Hadis-i Şerifte, insanın iki şeyin kıymetini bilmediğini, bunların birincisinin sıhhat, ikincisinin de boş vakit olduğu ifade edilmektedir.
Vakti boşa harcadığımız, değerlendirmediğimiz bir vakıa. Malayani şeylerle heba ettiğimiz zamanın arkasından seyredip dururuz. Belki de bizi mahcup edecek hal ve hareketlerimiz olur. Onun için yapılacak iş, evvel emirde şerri def etmek olan günahlardan uzak durmak, her anımızın kayıt altına alındığını, gizli kamera ile tespit edildiğini hiç hatırdan çıkarmamak olmalıdır.
Hata, günah ve isyandan uzak, salih amel, hayır ve güzel hizmetlerle zamanı değerlendirmek akıllıca bir iş olsa gerektir.
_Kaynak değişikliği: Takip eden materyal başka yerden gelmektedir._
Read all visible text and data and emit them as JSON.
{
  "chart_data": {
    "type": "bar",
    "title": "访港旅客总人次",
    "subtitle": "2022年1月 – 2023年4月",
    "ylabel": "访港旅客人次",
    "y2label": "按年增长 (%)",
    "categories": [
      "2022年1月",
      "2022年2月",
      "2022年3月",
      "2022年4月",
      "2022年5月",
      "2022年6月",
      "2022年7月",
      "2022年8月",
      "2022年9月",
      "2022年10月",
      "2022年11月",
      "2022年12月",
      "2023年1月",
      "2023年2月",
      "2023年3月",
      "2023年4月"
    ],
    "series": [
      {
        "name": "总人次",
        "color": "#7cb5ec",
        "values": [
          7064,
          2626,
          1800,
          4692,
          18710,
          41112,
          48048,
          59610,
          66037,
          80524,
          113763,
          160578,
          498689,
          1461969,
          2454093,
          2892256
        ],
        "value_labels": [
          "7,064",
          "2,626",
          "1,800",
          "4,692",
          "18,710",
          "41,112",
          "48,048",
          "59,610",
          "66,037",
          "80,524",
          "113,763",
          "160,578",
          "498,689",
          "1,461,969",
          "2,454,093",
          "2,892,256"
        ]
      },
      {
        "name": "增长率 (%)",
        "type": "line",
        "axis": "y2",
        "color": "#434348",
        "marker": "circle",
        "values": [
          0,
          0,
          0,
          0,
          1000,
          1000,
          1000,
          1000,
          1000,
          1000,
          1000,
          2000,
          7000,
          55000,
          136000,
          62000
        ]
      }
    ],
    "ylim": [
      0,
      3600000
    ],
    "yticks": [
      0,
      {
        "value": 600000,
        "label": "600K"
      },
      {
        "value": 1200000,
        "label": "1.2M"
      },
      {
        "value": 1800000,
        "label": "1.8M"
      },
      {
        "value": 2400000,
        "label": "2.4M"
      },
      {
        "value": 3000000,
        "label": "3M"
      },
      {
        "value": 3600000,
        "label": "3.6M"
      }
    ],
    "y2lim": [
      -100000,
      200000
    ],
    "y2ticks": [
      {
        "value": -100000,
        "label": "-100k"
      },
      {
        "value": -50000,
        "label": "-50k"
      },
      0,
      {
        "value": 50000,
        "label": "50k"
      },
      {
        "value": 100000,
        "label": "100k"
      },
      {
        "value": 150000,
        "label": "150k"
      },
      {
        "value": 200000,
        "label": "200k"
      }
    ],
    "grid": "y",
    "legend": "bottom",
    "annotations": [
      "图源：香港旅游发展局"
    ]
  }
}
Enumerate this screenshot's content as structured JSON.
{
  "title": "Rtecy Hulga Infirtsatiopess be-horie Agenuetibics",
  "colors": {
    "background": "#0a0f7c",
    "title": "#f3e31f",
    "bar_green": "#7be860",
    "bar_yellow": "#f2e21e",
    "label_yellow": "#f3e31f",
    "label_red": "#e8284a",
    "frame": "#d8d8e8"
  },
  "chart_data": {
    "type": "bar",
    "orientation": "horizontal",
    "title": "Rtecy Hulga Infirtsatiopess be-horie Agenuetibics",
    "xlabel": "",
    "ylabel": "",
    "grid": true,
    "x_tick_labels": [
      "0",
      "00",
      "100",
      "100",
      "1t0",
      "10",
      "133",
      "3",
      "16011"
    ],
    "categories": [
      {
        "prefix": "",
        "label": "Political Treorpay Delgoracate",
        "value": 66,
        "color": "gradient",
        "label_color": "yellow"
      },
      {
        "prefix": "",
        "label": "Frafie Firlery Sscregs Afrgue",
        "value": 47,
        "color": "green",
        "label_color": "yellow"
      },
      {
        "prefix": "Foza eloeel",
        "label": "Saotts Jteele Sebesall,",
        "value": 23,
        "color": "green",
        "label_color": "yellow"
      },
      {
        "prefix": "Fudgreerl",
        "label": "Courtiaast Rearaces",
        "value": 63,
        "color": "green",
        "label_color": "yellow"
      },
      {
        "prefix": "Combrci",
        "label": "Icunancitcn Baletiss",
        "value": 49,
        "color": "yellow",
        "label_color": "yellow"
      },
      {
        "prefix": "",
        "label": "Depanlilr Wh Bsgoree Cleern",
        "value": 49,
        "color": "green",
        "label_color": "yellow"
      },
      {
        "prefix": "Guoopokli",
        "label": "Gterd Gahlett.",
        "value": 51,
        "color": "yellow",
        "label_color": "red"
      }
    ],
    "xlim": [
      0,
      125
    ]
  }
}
Sıhhatin kıymetini bilmek de boş vakti değerlendirmek kadar, belki daha fazla önemlidir. Hasta olmadan, önemli bir derde yakalanmadan sağlığın varlığından haberdar olmak gerektiğini Peygamberimiz (asm) bildiriyor.
Ancak gaflet, dikkatsizlik, önem vermemek, his ve heves gibi haller bu nimetin kıymetini idrak etmeye engel olmaktadır.
Hastaları ziyaret etmek insani bir görev, sevap kazandıran bir vazife, hasta akraba ise, ziyareti sıla-i rahim bir ibadet olması da dikkate değer bir hakikattir.
Ziyaretle hastaya moral verip, gönlünü hoş edip duasını almanın yanında ibret almak da vardır. Hastaları veya hastaneleri ziyaret etmek, sıhhatin varlığını ve kıymetinin bilinmesini ihtar ediyor
Kur’an-ı Kerim’de verilen nimetler sıkça zikredilir. Bunları verene nazarlar çevrilir. “Kulak, göz ve kalplerinizin sahibi kimdir. Hâlbuki bunlara karşı az şükrediyorsunuz” gibi ikazlarla vücut ve azaları mükemmel çalıştıran Allah’ı tanımak, hayırlı hizmetlerde istimal etmek ve şükrünü eda etmekle vazifeli olduğumuz bildiriliyor.
Hasta, sabretmekle, hastalığın Allah’ın takdir ve nimeti olduğu şuurunda olmakla her dakikası ibadet sayılacaktır. Bu vesile ile kısa ömürde ebedi hayatına hayır ve sevap gönderecektir.
Hasta bakıcı da Allah için hizmetini görünce o da ayrıca dua alacak, Allah’ın rızasını kazanacak ve sevap elde edecektir.
Bu satırları ibret alınacak bir mekânda yazıyorum. Ankara Tıp’ta biraderin cerrahi bir operasyon geçirmesi vesilesiyle bulunuyorum. Hastalıklar çeşit çeşit, desen desen.
Hepsi de ibret alınacak türden. Bunlara bakıp sıhhatin kıymetini anlamamak mümkün mü?
“Allah’ın Resulüne ve âline, hastalıklar ve devaları adedince selam olsun” derken; hastalığı veren, Şafi ismiyle dermanını da halk edenin Allah olduğunu hatırlamış oluyoruz.
Allah bütün hastalara ve hastamıza da şifa ihsan etsin. Âmin.